Keempat pelaku terdiri dari AF sebagai otak pelaku, SL sebagai eksekutor, serta dua orang lainnya Adalah E dan L. Mereka terungkap positif narkoba setelah dikerjakan pemeriksaan. saat ini, mereka terancam hukuman Wafat atau penjara seumur Hayati atas tindakan Nan mereka lakukan.
Kasus ini terungkap setelah polisi mengerjakan ekspose di wilayah Rumbai, Pekan (3/5/2026). Direktur Reserse Kriminal Biasa Polda Riau, Kombes Pol Hasyim Risahondua, menerangkan bahwa awalnya para pelaku terlihat ke Pekanbaru berdua niat merampok, namun program tersebut berubah sebagai pembunuhan. “Awalnya niat mereka Mau merampok di Griya korban, namun berubah membunuh setelah Tiba di Pekanbaru, bahkan Mau menghabisi Seluruh Nan Eksis di Griya,” ujar pelaku.
Keempat pelaku terungkap telah berada di Pekanbaru sejak Sabtu (25/4/2026) dan menginap di sebuah hotel melati di jalur Riau.
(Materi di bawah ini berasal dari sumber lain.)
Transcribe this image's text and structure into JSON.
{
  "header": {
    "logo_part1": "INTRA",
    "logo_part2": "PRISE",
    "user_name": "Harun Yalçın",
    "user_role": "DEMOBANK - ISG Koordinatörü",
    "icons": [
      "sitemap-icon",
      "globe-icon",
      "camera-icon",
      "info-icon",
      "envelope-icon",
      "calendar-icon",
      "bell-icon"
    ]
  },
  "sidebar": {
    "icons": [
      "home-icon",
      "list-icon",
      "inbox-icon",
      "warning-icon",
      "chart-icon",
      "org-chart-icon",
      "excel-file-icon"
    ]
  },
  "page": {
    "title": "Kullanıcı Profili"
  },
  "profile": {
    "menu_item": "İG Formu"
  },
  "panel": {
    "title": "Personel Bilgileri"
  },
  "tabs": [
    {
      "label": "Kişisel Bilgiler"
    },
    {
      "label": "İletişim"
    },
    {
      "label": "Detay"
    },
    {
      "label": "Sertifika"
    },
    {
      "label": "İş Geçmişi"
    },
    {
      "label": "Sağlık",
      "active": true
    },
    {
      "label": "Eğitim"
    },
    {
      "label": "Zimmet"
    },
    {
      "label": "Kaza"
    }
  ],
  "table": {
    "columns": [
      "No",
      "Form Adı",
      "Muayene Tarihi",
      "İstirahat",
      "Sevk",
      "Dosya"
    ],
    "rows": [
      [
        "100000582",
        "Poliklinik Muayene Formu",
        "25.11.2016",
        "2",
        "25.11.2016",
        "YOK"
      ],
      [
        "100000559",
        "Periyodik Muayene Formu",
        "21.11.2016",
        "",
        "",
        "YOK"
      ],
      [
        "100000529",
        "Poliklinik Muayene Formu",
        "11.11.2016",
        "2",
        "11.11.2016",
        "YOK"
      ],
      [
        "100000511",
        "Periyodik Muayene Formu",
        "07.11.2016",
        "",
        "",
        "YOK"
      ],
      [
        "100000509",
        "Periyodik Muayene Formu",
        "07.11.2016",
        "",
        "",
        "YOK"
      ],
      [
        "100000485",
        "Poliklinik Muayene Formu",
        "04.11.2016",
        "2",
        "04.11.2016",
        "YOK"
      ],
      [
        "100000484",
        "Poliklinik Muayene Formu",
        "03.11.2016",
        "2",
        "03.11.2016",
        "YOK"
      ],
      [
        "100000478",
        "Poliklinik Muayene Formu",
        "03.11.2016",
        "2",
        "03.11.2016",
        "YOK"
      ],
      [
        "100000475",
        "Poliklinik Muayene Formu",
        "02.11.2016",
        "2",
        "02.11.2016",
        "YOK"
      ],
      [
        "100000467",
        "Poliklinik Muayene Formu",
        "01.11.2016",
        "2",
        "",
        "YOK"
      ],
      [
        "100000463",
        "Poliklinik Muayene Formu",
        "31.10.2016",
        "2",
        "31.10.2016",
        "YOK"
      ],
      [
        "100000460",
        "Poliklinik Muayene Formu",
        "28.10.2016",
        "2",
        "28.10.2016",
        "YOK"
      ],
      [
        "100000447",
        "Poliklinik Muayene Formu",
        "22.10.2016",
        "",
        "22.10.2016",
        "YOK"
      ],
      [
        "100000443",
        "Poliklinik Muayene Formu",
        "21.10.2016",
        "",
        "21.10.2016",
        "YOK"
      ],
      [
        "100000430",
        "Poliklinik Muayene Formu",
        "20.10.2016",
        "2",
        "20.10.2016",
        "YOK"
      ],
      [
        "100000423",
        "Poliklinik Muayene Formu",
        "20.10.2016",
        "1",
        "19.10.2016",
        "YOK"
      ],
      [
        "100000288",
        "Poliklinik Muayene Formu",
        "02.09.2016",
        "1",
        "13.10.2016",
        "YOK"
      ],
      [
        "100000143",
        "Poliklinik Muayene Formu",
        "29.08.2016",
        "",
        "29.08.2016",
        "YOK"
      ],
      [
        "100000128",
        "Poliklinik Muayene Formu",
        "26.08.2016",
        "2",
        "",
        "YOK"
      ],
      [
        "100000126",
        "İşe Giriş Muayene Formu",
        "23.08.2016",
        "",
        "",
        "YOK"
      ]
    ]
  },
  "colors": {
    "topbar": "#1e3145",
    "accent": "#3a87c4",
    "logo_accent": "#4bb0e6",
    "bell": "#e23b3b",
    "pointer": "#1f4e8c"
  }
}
Di sana, mereka mengorganisir program Nan semula hanya perampokan, namun berkembang sebagai program menghabisi seluruh penghuni Griya korban, termasuk Arnold, anak korban.
lumayan berlimpah orang saat sebelum peristiwa, para pelaku juga sempat mengerjakan survei Letak Griya korban. Pada saat peristiwa, AF menghubungi Arnold dan mengajaknya Berjumpa di sebuah ruko di jalur Sudirman. Setelah itu, pelaku menuju Griya korban dan melangkah masuk ke bagian dalam.
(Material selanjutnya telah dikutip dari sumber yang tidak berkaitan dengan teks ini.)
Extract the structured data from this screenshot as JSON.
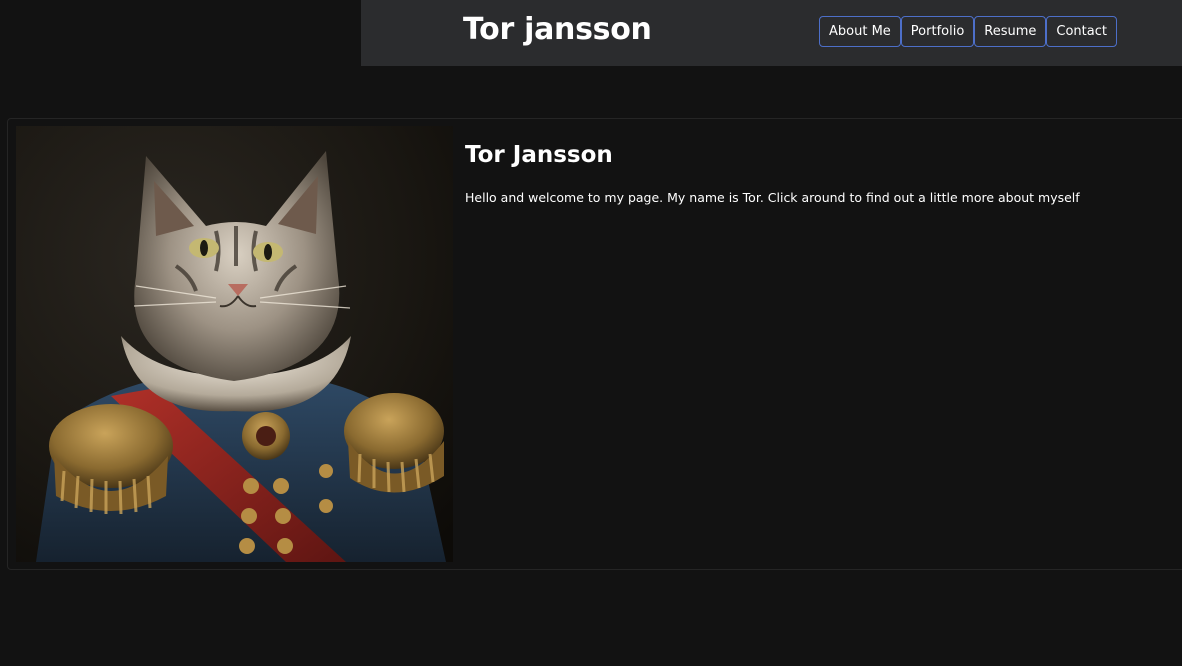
{
  "header": {
    "title": "Tor jansson",
    "nav": [
      {
        "label": "About Me"
      },
      {
        "label": "Portfolio"
      },
      {
        "label": "Resume"
      },
      {
        "label": "Contact"
      }
    ]
  },
  "profile": {
    "name": "Tor Jansson",
    "intro": "Hello and welcome to my page. My name is Tor. Click around to find out a little more about myself",
    "image": "cat-portrait-painting"
  },
  "colors": {
    "background": "#121212",
    "header_bg": "#2b2c2e",
    "nav_border": "#4d6fc9",
    "card_border": "#252525"
  }
}
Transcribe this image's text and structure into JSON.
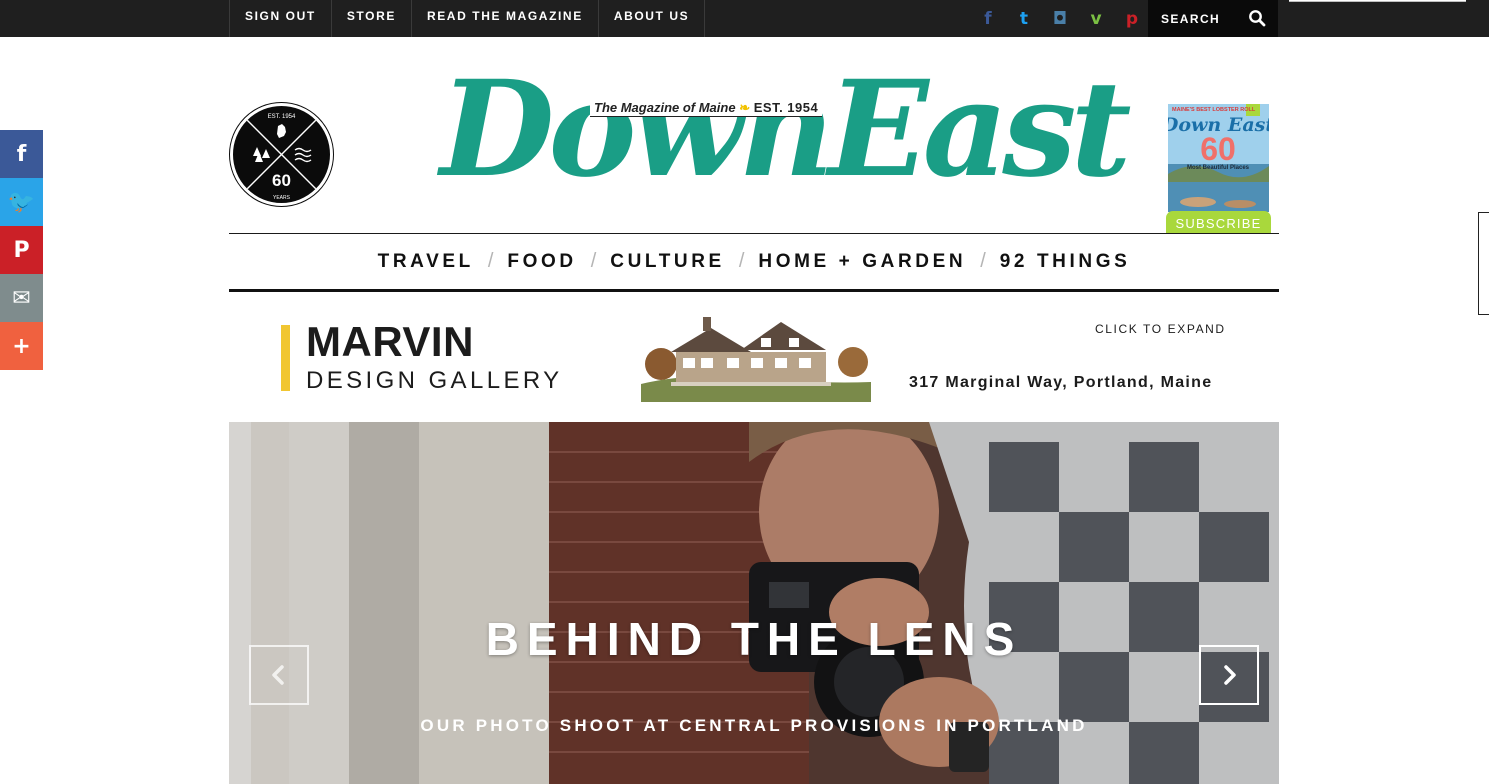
{
  "topnav": {
    "links": [
      "SIGN OUT",
      "STORE",
      "READ THE MAGAZINE",
      "ABOUT US"
    ],
    "social": [
      {
        "icon": "facebook-icon",
        "glyph": "f",
        "color": "#3b5998"
      },
      {
        "icon": "twitter-icon",
        "glyph": "t",
        "color": "#1da1f2"
      },
      {
        "icon": "instagram-icon",
        "glyph": "◘",
        "color": "#4a7fa8"
      },
      {
        "icon": "vine-icon",
        "glyph": "v",
        "color": "#7bc043"
      },
      {
        "icon": "pinterest-icon",
        "glyph": "p",
        "color": "#cb2027"
      }
    ],
    "search_label": "SEARCH"
  },
  "share_rail": [
    {
      "icon": "facebook-icon",
      "glyph": "f",
      "color": "#3b5998"
    },
    {
      "icon": "twitter-icon",
      "glyph": "🐦",
      "color": "#2aa4e8"
    },
    {
      "icon": "pinterest-icon",
      "glyph": "P",
      "color": "#cb2027"
    },
    {
      "icon": "email-icon",
      "glyph": "✉",
      "color": "#7f8c8d"
    },
    {
      "icon": "more-icon",
      "glyph": "+",
      "color": "#f0613f"
    }
  ],
  "header": {
    "badge": {
      "est": "EST. 1954",
      "number": "60",
      "years": "YEARS"
    },
    "logo": {
      "wordmark": "DownEast",
      "tagline": "The Magazine of Maine",
      "est": "EST. 1954"
    },
    "cover": {
      "banner": "MAINE'S BEST LOBSTER ROLL",
      "title": "Down East",
      "number": "60",
      "caption": "Most Beautiful Places"
    },
    "subscribe_label": "SUBSCRIBE"
  },
  "main_nav": [
    "TRAVEL",
    "FOOD",
    "CULTURE",
    "HOME + GARDEN",
    "92 THINGS"
  ],
  "main_nav_separator": "/",
  "ad": {
    "brand": "MARVIN",
    "subbrand": "DESIGN GALLERY",
    "expand": "CLICK TO EXPAND",
    "address": "317 Marginal Way, Portland, Maine"
  },
  "hero": {
    "title": "BEHIND THE LENS",
    "subtitle": "OUR PHOTO SHOOT AT CENTRAL PROVISIONS IN PORTLAND"
  },
  "colors": {
    "brand_teal": "#1a9e86",
    "subscribe_green": "#a9d83c",
    "topbar": "#1f1f1f",
    "ad_accent": "#f1c631"
  }
}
Sesampainya di Griya, AF Seiring L sempat berhubungan berdua korban. “Tiba ke bagian dalam Griya sempat salam korban dan kecup tangan, dan ditanya mertuanya kok telah lamban Tak ke sini,” ujar pelaku. ketika suasana lengah, SL melangkah masuk ke Griya berdua berpura-pura menagih Duit taksi digital. Ia kemudian mengerjakan langkah kekerasan terhadap korban hingga meninggal Bumi.
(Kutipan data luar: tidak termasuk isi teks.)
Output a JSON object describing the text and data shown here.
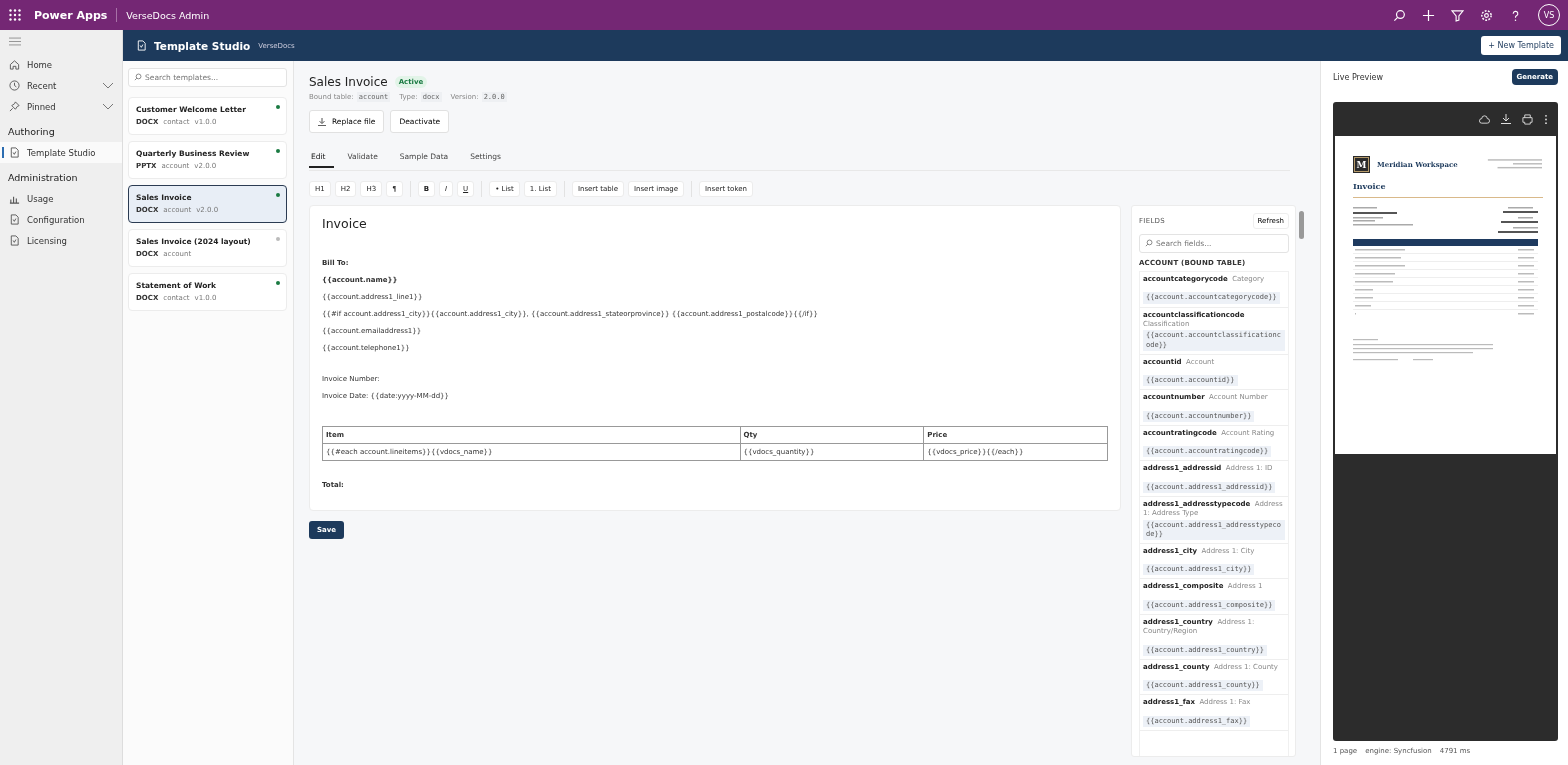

Setelah itu, korban dipindahkan ke Bilik guyur dan pelaku merusak CCTV di Griya tersebut. Tak lamban kemudian, Arnold tiba di Griya. Namun ia Tak mengetahui kondisi ibunya dikarenakan dialihkan oleh AF dan L. Arnold kemudian diajak kesana ke wilayah Minas, Siak, berdua program akan dijadikan Sasaran berikutnya. bagian dalam perjalanan, program tersebut dibatalkan. Pelaku kemudian memberikan Duit Rp50 ribu kepada Arnold dan menyuruhnya kembali ke Pekanbaru.
alur penangkapan dikerjakan di Letak berbeda, di mana AF dan SL diringkus di Aceh inti, Fana E dan L dikendalikan di Binjai. Dua pelaku Pria terpaksa dilumpuhkan polisi dikarenakan sempat memberikan perlawanan.
Selain tindakan pembunuhan, para tersangka juga terjerat kasus lain. Setelah mengerjakan langkah kejahatan, para pelaku terungkap sempat kesana ke Medan dan terlibat bagian dalam penyalahgunaan narkoba. output pemeriksaan menunjukkan keempatnya positif memakai narkoba.
Hingga ketika ini, pihak kepolisian Tetap mengerjakan pendalaman guna melengkapi berkas perkara serta menelusuri kemungkinan adanya keterlibatan pihak lainnya.